The reward for becoming the proud owner of all that can be bought is deep despair, diminishing returns, and emptiness. The way out is to become solid in your own identity and principles, to know what purpose is worthy of your complete surrender, to know what you will do in this world with no promise of a return. Flawless leaders live courageously and make decisions based in the solidness of their own identity and principles, from a sense of strength and rightness, an unfortunately rare thing in these parts. Flawless leaders are the proud owners of all that cannot be bought.

What purpose is worthy of your surrender? What will you do in this life with no promise of a return?

Can Sacredness be Sacrilege?

To fully engage followers a leader must be fully whole. Unfortunately, we too often and unknowingly choose to fragment our lives, meticulously shattering our wholeness into secret collections of sharp chards. We often speak as though we are comprised of several liquid compounds, which cannot be combined, like salad dressing of oil and water and vinegar. “This is my personal life”, “this is my work life”, “this is my spiritual life”, “this is my family life”, “this is my public life”, “and this is my private life”. This is not organization; this is separation. To separate something out from the whole is to call it “sacred.” Leaders often fail by sacrilegiously creating sacred splinters from their inherent wholeness. We incrementally destruct our lives through sacredness. This habit of segregation and compartmentalization is rampant and pervasive in our societies. Some societies pride themselves on the separation of church and state while others feel honorable in the separation of a specific day or time as sacred and holy. But when we choose separation within one life, we usually cause harm.

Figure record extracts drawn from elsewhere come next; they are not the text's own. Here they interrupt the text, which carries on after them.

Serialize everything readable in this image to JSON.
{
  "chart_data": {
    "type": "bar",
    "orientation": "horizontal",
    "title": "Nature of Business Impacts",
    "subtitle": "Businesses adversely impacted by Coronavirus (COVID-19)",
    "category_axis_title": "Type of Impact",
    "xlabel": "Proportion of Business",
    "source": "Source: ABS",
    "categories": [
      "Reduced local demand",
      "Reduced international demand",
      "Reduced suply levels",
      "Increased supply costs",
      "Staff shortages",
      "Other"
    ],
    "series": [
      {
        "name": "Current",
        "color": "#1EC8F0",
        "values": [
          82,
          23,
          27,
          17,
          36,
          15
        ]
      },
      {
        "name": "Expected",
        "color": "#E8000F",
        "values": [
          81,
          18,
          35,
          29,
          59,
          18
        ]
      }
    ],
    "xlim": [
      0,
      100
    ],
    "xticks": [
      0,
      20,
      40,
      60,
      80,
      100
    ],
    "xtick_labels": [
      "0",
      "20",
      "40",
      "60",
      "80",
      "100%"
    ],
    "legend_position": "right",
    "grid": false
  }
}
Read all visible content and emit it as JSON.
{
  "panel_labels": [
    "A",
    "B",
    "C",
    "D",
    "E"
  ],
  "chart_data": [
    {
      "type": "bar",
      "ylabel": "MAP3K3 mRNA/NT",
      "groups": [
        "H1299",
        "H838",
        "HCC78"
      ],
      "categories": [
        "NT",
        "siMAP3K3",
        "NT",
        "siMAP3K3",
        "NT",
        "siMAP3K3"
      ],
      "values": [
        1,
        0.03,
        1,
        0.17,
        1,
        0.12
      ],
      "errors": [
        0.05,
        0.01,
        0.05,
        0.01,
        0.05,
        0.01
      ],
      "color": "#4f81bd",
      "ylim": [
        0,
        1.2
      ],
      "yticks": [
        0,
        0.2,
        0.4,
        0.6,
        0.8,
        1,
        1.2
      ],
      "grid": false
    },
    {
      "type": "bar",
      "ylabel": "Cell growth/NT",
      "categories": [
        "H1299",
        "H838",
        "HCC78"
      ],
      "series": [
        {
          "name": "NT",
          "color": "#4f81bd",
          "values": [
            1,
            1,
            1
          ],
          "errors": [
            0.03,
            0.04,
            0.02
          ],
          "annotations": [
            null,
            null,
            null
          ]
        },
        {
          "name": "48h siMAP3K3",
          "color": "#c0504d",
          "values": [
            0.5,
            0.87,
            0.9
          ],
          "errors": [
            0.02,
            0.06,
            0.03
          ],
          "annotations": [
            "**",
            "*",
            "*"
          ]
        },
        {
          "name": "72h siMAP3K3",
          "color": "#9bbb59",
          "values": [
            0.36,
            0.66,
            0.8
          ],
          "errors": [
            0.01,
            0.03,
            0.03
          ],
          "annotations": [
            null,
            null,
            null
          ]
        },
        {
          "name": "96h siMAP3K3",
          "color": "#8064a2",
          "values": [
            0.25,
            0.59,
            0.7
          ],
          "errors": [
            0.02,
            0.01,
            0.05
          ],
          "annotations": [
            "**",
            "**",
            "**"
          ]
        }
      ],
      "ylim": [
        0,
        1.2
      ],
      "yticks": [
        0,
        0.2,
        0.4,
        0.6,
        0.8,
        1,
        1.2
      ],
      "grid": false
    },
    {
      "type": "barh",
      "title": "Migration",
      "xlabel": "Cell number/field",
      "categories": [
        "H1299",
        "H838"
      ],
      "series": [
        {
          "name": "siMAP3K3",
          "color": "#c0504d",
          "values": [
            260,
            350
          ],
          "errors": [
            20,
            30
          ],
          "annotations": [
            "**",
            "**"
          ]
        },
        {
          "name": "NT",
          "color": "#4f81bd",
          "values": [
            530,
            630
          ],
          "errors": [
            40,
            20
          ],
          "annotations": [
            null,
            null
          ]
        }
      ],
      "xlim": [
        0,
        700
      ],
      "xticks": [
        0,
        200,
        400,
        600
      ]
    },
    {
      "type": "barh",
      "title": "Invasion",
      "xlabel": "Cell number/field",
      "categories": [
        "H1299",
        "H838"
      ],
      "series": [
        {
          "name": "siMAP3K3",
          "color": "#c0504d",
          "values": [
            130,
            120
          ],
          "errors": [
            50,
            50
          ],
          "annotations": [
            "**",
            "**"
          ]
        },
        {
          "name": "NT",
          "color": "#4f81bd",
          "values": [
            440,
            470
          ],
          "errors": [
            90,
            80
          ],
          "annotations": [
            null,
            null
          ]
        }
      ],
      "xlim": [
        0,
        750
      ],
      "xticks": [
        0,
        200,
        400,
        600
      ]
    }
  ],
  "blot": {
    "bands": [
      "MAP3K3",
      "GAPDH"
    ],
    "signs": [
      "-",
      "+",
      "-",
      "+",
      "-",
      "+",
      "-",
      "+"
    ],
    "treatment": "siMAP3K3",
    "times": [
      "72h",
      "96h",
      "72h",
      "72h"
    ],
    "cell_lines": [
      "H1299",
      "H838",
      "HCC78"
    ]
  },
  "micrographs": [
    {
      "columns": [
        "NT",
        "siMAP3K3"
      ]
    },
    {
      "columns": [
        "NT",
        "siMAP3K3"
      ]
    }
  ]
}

When we separate out portions of our lives, we give away our rightful authority and make unconscious assumptions that control us. For instance, we assume that we are in charge of our personal life; our dark-side is in charge of our private life; either the boss, the board, the customer, the profits, or the shareholder is in charge of our work life; the family’s needs take over in our family life; and if we have a spiritual life than maybe God can have a say in that. By portioning out our lives we dilute our power as we defend against unity. It is no wonder so many feel less than whole.

Through our deconstructions we diminish. By dissection and separation, we relinquish wholeness, strength, freedom, and choice. In battle, effective strategists bisect their opponent’s forces, fragmenting their potential capacity. Weakness is the natural side effect of separation and isolation. Some battles are won just by severing the opponent’s ability to communicate between separated battalions. Similarly, through self-fragmentation we self-weaken. Through self-severing we self-diminish. Through our sacred separations we become our own silent saboteur; we embody our own worst enemy. We sacrifice fully living our wholeness. We dishonor others and ourselves by living less-than-whole and less-than-fully-present. We choose the slow suicide of self-shrinking. We choose to slice out a portion of life as sacred and unintentionally commit sacrilege. This pervasive sacrilege creates scattered splinters from what was a full oak of a life.

The immoveable reality is that we all have but one life and every minute occurs on holy ground. Every second is sacred; every moment a miracle. The awe and wonder that a unified, aligned life brings is wholly sacred and defies diminishment. Flawless leaders have no room for diminishing any life. For when one life is diminished, we are all diminished. Flawless leaders speak health into an ill and fractioned world by creating wholeness in their own lives: through living both contentment and submission to unique purpose. In what ways are you less than whole?